Le difficoltà incontrate nella incisiva quanto obbligata ristrutturazione produttiva hanno avuto pesanti e diffusi riflessi sull'occupazione, specie in termini di garanzie sindacali e di continuità dell'impiego. In alcuni dei grandi Paesi dall'assetto più complesso, che formano il motore dell'economia europea (Francia, Germania, Gran Bretagna), questa fase si è espressa anche in crescite del PIL modeste e discontinue; e in altri, più lenti nei processi innovativi, come l'Italia, il ritmo ha persino toccato lo zero. Ritmi assai più sostenuti hanno esibito nella crescita del prodotto lordo alcune economie dell'Est europeo, che negli anni Novanta avevano subito forti decurtazioni del potenziale produttivo e dell'occupazione. Il miglioramento ha toccato in particolare i Paesi della sezione centrale ammessi all'Unione Europea, la quale ha destinato per circa un decennio 3 miliardi di euro l'anno al sostegno della loro difficile transizione dal socialismo al sistema di mercato. La ripresa sul versante orientale è stata accompagnata dalle rimesse delle schiere di emigrati riversatesi verso l'E. ricca e da un cospicuo flusso d'investimenti, che in alcuni casi si sono tradotti nel decentramento delle fasi produttive di interi distretti industriali delle economie consolidate. In effetti, in apertura del millennio, l'asse economico del continente sembra slittare verso le regioni centro-orientali, confermando il suo perno nella Germania riunificata. A sottolineare questa tendenza interviene la dominanza delle direttrici ovest-est nel vasto piano di 'corridoi europei' allestito in sede comunitaria per accelerare e migliorare i collegamenti terrestri tra i principali poli urbani. L'infittirsi delle reti interne serve la vasta mole di scambi commerciali interni all'orizzonte europeo, destinata ad ampliarsi ulteriormente dopo l'allargamento dei confini dell'Unione.
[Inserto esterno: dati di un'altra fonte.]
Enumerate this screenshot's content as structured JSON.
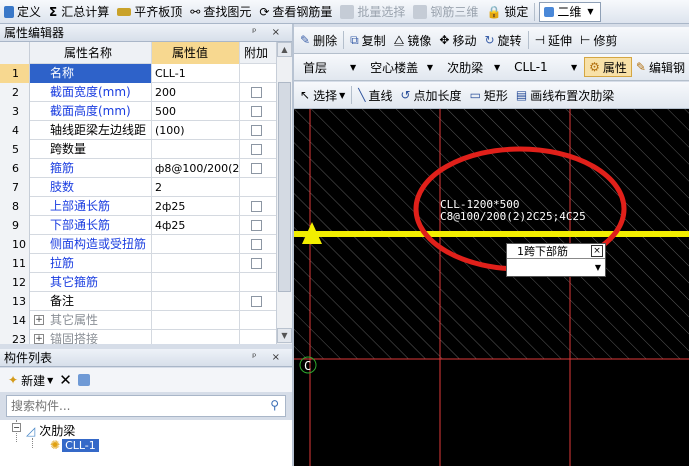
{
  "top_toolbar": {
    "items": [
      {
        "label": "定义",
        "enabled": true
      },
      {
        "label": "汇总计算",
        "enabled": true
      },
      {
        "label": "平齐板顶",
        "enabled": true
      },
      {
        "label": "查找图元",
        "enabled": true
      },
      {
        "label": "查看钢筋量",
        "enabled": true
      },
      {
        "label": "批量选择",
        "enabled": false
      },
      {
        "label": "钢筋三维",
        "enabled": false
      },
      {
        "label": "锁定",
        "enabled": true
      }
    ],
    "view_mode": "二维"
  },
  "property_editor": {
    "title": "属性编辑器",
    "headers": {
      "name": "属性名称",
      "value": "属性值",
      "add": "附加"
    },
    "rows": [
      {
        "num": "1",
        "name": "名称",
        "value": "CLL-1",
        "style": "blue",
        "checkbox": false,
        "expand": false
      },
      {
        "num": "2",
        "name": "截面宽度(mm)",
        "value": "200",
        "style": "blue",
        "checkbox": true,
        "expand": false
      },
      {
        "num": "3",
        "name": "截面高度(mm)",
        "value": "500",
        "style": "blue",
        "checkbox": true,
        "expand": false
      },
      {
        "num": "4",
        "name": "轴线距梁左边线距",
        "value": "(100)",
        "style": "black",
        "checkbox": true,
        "expand": false
      },
      {
        "num": "5",
        "name": "跨数量",
        "value": "",
        "style": "black",
        "checkbox": true,
        "expand": false
      },
      {
        "num": "6",
        "name": "箍筋",
        "value": "ф8@100/200(2",
        "style": "blue",
        "checkbox": true,
        "expand": false
      },
      {
        "num": "7",
        "name": "肢数",
        "value": "2",
        "style": "blue",
        "checkbox": false,
        "expand": false
      },
      {
        "num": "8",
        "name": "上部通长筋",
        "value": "2ф25",
        "style": "blue",
        "checkbox": true,
        "expand": false
      },
      {
        "num": "9",
        "name": "下部通长筋",
        "value": "4ф25",
        "style": "blue",
        "checkbox": true,
        "expand": false
      },
      {
        "num": "10",
        "name": "侧面构造或受扭筋",
        "value": "",
        "style": "blue",
        "checkbox": true,
        "expand": false
      },
      {
        "num": "11",
        "name": "拉筋",
        "value": "",
        "style": "blue",
        "checkbox": true,
        "expand": false
      },
      {
        "num": "12",
        "name": "其它箍筋",
        "value": "",
        "style": "blue",
        "checkbox": false,
        "expand": false
      },
      {
        "num": "13",
        "name": "备注",
        "value": "",
        "style": "black",
        "checkbox": true,
        "expand": false
      },
      {
        "num": "14",
        "name": "其它属性",
        "value": "",
        "style": "gray",
        "checkbox": false,
        "expand": true
      },
      {
        "num": "23",
        "name": "锚固搭接",
        "value": "",
        "style": "gray",
        "checkbox": false,
        "expand": true
      }
    ]
  },
  "component_list": {
    "title": "构件列表",
    "new_label": "新建",
    "search_placeholder": "搜索构件...",
    "tree": {
      "parent": "次肋梁",
      "child": "CLL-1"
    }
  },
  "edit_toolbar": {
    "items": [
      "删除",
      "复制",
      "镜像",
      "移动",
      "旋转",
      "延伸",
      "修剪"
    ]
  },
  "layer_toolbar": {
    "floor": "首层",
    "category": "空心楼盖",
    "type": "次肋梁",
    "component": "CLL-1",
    "property_label": "属性",
    "edit_label": "编辑钢"
  },
  "draw_toolbar": {
    "items": [
      "选择",
      "直线",
      "点加长度",
      "矩形",
      "画线布置次肋梁"
    ]
  },
  "cad": {
    "annotation_line1": "CLL-1200*500",
    "annotation_line2": "C8@100/200(2)2C25;4C25",
    "popup_label": "1跨下部筋",
    "axis_label": "C",
    "colors": {
      "beam": "#f2ee00",
      "grid": "#e03a3a",
      "circle": "#e0201a",
      "hatch": "#5a5a5a"
    }
  }
}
Sul fronte, meno rilevante, degli scambi extracontinentali, l'E. presenta nell'insieme un persistente saldo attivo nei confronti degli Stati Uniti, ma un disavanzo crescente nei confronti dell'Oriente asiatico, Cina in testa. Quest'ultima corrente di traffici apre buone prospettive per i porti mediterranei, in posizione favorevole rispetto alle rotte asiatiche che s'incanalano per Suez; a metà del primo decennio del 21° sec., comunque, il maggior movimento di merci riguarda sempre gli approdi del Mare del Nord, con predominio di Rotterdam, secondo porto al mondo dopo Singapore con i suoi 327 milioni di t di traffico.